Pharmacist prescribers should have to follow the prescribing norms of the other medical practices in the area. To aid this he wanted to see closer links between small numbers of pharmacies and practices within defined "spheres of influence".
Like all independent prescribers, dependent pharmacist prescribers would have to be held accountable for what they prescribed and have to justify their decisions.
Pharmacies would need to have private areas, although not necessarily separate consulting areas, so that confidential details could be discussed. The open medicines counter was not the right place for these discussions to take place.
Pharmacists would need extra training before taking on prescribing roles, especially in the area of communication skills. The training of GPs in communication skills had been developed over a 25-year period and there was no need to repeat the mistakes of the past, he said.
Concluding, Professor Pringle said that the way forward for community pharmacy was to surrender its independence and join the core of the NHS system, working as part of the team rather than as individuals on the fringe. In this way the profession would gain influence and be consulted, rather than be dictated to by the Department of Health on health policy.
"It would not be a matter of being subsumed, but of joining the primary care team as respected professionals.

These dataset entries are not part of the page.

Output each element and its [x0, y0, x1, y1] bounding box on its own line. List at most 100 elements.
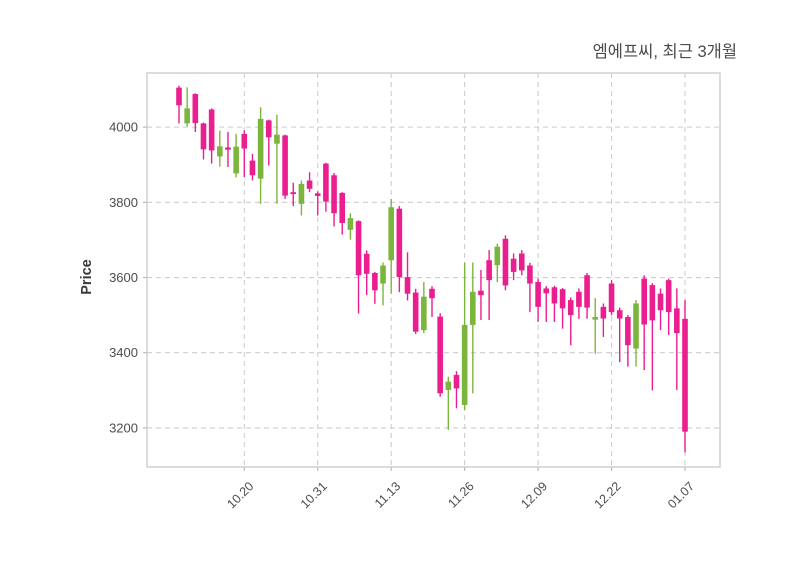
candle-body: [331, 175, 337, 214]
candle-up: [217, 130, 223, 167]
candle-body: [306, 180, 313, 189]
x-tick-label: 11.26: [445, 479, 476, 510]
candle-body: [478, 290, 484, 296]
candle-down: [192, 93, 199, 133]
x-tick-label: 10.20: [224, 479, 256, 511]
candle-down: [249, 153, 256, 181]
candle-down: [616, 307, 623, 363]
candle-body: [641, 278, 647, 325]
y-tick-label: 3400: [109, 345, 138, 360]
candle-down: [290, 182, 297, 207]
candle-body: [388, 207, 394, 261]
candle-down: [649, 283, 656, 391]
candle-body: [625, 316, 631, 346]
candle-down: [518, 250, 525, 276]
candle-up: [274, 114, 280, 204]
y-tick-label: 3800: [109, 195, 138, 210]
candle-down: [584, 273, 590, 319]
candle-body: [657, 293, 664, 311]
candle-down: [282, 134, 288, 199]
candle-body: [200, 123, 207, 150]
candle-body: [535, 282, 541, 307]
candle-down: [355, 220, 362, 314]
candle-body: [372, 273, 378, 291]
candle-down: [453, 371, 460, 409]
y-tick-label: 3200: [109, 420, 138, 435]
candle-body: [421, 296, 427, 331]
candle-body: [486, 260, 492, 281]
candle-up: [388, 198, 394, 294]
candle-body: [257, 118, 264, 179]
candle-body: [633, 303, 639, 349]
tick-layer: 3200 3400 3600 3800 4000 10.20 10.31 11.13 11.26…: [109, 120, 697, 512]
candle-down: [657, 288, 664, 331]
candle-down: [208, 108, 215, 164]
x-tick-label: 12.22: [592, 479, 624, 511]
candle-body: [682, 318, 688, 432]
candle-up: [347, 213, 354, 240]
candle-up: [257, 107, 264, 204]
candle-series: [176, 85, 688, 453]
candle-down: [641, 275, 647, 371]
candle-down: [429, 286, 435, 317]
candle-body: [339, 192, 346, 224]
y-tick-label: 3600: [109, 270, 138, 285]
candle-body: [184, 108, 190, 124]
candle-up: [184, 87, 190, 127]
candle-down: [372, 271, 378, 304]
candle-down: [551, 285, 558, 322]
candle-body: [429, 288, 435, 299]
candle-body: [176, 87, 182, 106]
grid-layer: [147, 73, 720, 467]
candle-up: [494, 243, 501, 283]
candle-up: [421, 282, 427, 334]
candle-body: [470, 291, 476, 325]
candle-body: [241, 133, 248, 149]
candle-body: [649, 285, 656, 321]
candle-body: [249, 160, 256, 176]
candle-body: [600, 306, 607, 319]
candle-up: [461, 262, 468, 410]
candle-down: [200, 122, 207, 160]
candle-body: [551, 287, 558, 304]
candle-up: [380, 262, 386, 306]
candle-down: [625, 315, 631, 367]
x-tick-label: 12.09: [518, 479, 550, 511]
candle-body: [380, 265, 386, 284]
candle-down: [323, 162, 329, 212]
candle-body: [437, 316, 443, 394]
candle-body: [290, 192, 297, 195]
candle-down: [559, 288, 566, 329]
candle-body: [510, 258, 517, 272]
candle-body: [314, 193, 321, 196]
candle-body: [543, 288, 550, 294]
candle-down: [608, 280, 615, 316]
candle-body: [592, 316, 599, 320]
candle-down: [265, 119, 272, 166]
candle-down: [437, 313, 443, 397]
candle-down: [543, 286, 550, 322]
candle-down: [486, 250, 492, 321]
candle-body: [559, 289, 566, 309]
candle-down: [535, 278, 541, 322]
candle-down: [412, 288, 419, 334]
candle-body: [453, 374, 460, 389]
candle-down: [331, 173, 337, 227]
candle-down: [510, 253, 517, 281]
candle-body: [265, 120, 272, 138]
candle-body: [502, 238, 509, 286]
candle-body: [298, 183, 305, 204]
candle-body: [616, 310, 623, 319]
candle-body: [608, 283, 615, 313]
candle-down: [339, 192, 346, 235]
x-tick-label: 11.13: [372, 479, 403, 510]
candle-body: [363, 253, 370, 274]
chart-title: 엠에프씨, 최근 3개월: [593, 42, 737, 61]
candle-down: [682, 300, 688, 453]
y-axis-label: Price: [79, 259, 95, 294]
candle-down: [674, 288, 680, 390]
candle-up: [633, 300, 639, 367]
candle-down: [314, 191, 321, 216]
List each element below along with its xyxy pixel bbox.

If you turn your back on this you will be forever marginalised," Professor Pringle warned.
"All the other health care professions are willing you to take this step and now you have the opportunity."

New funding
During a question and answer session after his presentation, Professor Pringle said that one of the benefits to community pharmacy of joining the core NHS system would be access to funding which was currently denied to it. An example of this was the NHS research and development budget, so-called Culyer money. His own practice received £30,000 per year for conducting research, some of which was being spent on projects involving the practice's pharmacists.

Community pharmacy is a "fertile area" for development

One of the most promising things about the National Health Service was that, although it could undoubtedly use more money as a whole, in practice there was plenty of room to improve on its existing parts. Community pharmacy was a fertile area for support and development, Professor Michael Schofield said.
Although the National Health Service as a system stood comparison against any other health service in the world, it was not perfect. There were many impediments in the way of better services to patients, including the separation of primary and secondary care, fragmented staffing arrangements, and an attempt to create a distance between the public and private sectors which was no longer as appropriate as it had seemed in 1948.
Community pharmacy stood at the crossroads between many of these aspects, particularly the public/private sector and primary/secondary care divides.
Professor Schofield went on to describe a new initiative in Dorset aimed at bridging some of these divides with a view to meeting the Government's targets on cardiac care.
The local pharmaceutical committee, working with private computing and diagnostic testing companies, was applying to the health authority for funding to install touchscreen cardiac information systems in community pharmacies in Dorset. Local advertising would direct patients to these pharmacies where, if appropriate, they would undergo diagnostic testing.
Professor Schofield had recently been appointed a Privy Council nominee on the Royal Pharmaceutical Society's Council. He said that in the past decade the profession had had good leadership and he was proud to be joining the Council.